QUELQU'UN …

Ap 4, 1-11

(30 novembre 2008???)

Homélie du Frère Jean-Philippe REVEL

 

Moissac : Les vieillards de l'Apocalypse

F

-1rères et sœurs, nous avons commencé depuis quelques jours la lecture de l'Apocalypse. En effet, nous sommes dans la dernière partie de l'année liturgique qui s'achèvera dans quelques semaines au moment une nouvelle année liturgique commencera avec le temps de l'Avent.
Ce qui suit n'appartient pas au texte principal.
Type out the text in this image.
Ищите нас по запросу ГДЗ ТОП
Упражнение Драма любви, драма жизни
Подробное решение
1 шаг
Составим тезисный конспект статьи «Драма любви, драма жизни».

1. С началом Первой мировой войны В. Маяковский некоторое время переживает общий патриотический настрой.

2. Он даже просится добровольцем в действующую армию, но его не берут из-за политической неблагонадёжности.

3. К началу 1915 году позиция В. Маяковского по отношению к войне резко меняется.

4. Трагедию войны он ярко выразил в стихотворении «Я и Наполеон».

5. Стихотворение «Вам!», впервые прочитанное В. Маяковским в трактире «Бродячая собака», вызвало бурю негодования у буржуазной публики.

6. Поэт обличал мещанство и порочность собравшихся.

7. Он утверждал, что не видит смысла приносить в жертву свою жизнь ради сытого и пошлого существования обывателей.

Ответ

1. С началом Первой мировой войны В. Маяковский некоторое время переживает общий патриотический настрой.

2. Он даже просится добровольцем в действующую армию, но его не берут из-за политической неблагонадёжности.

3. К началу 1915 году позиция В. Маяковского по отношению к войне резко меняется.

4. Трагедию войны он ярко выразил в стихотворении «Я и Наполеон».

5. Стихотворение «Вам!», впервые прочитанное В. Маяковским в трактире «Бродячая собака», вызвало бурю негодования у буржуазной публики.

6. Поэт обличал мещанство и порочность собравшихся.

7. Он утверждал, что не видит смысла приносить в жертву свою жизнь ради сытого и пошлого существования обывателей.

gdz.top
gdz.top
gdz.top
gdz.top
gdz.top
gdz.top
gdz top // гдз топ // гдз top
Il est donc normal qu'en cette fin de l'année liturgique, nos yeux se tournent vers le sens de l'histoire, vers ce à quoi nous sommes appelés et ce vers quoi nous guide la grâce de Dieu. 

       Cette lecture de l'Apocalypse, après la vision inaugurale de Jean à Patmos se présente avec les sept lettres qui sont adressées par Dieu aux sept Églises de Laodicée, Sardes, Philadelphie, etc … Aujourd'hui, nous commençons l'Apocalypse proprement dite, c'est-à-dire la révélation que Dieu nous fait par le ministère de son apôtre saint Jean. C'est la vision du Royaume de Dieu. Jean tombe en extase et il voit une porte ouverte. La porte ouverte, c'est-à-dire, une invitation à entrer, un accueil, un appel. Le ciel se présente comme un lieu qui nous attire. Le ciel doit être pour nous l'objet du désir, de l'enthousiasme de notre cœur. Nous nous dirigeons vers cette porte ouverte qui doit nous conduire au cœur de toutes choses. Quand on franchit cette porte, que se passe-t-il ? Jean nous dit : "Voici un trône dressé dans le ciel et siégeant sur le trône, quelqu'un… " Il est remarquable que Jean ne nous donne pas une description de celui qui se trouve sur le trône. Il nous dit simplement que celui qui siège est comme une vision  de jaspe et de cornaline et un arc-en-ciel autour du trône est une vision d'émeraude. Il ne trouve pas d'autres mots pour désigner cette présence que des pierres précieuses avec un éclat merveilleux. 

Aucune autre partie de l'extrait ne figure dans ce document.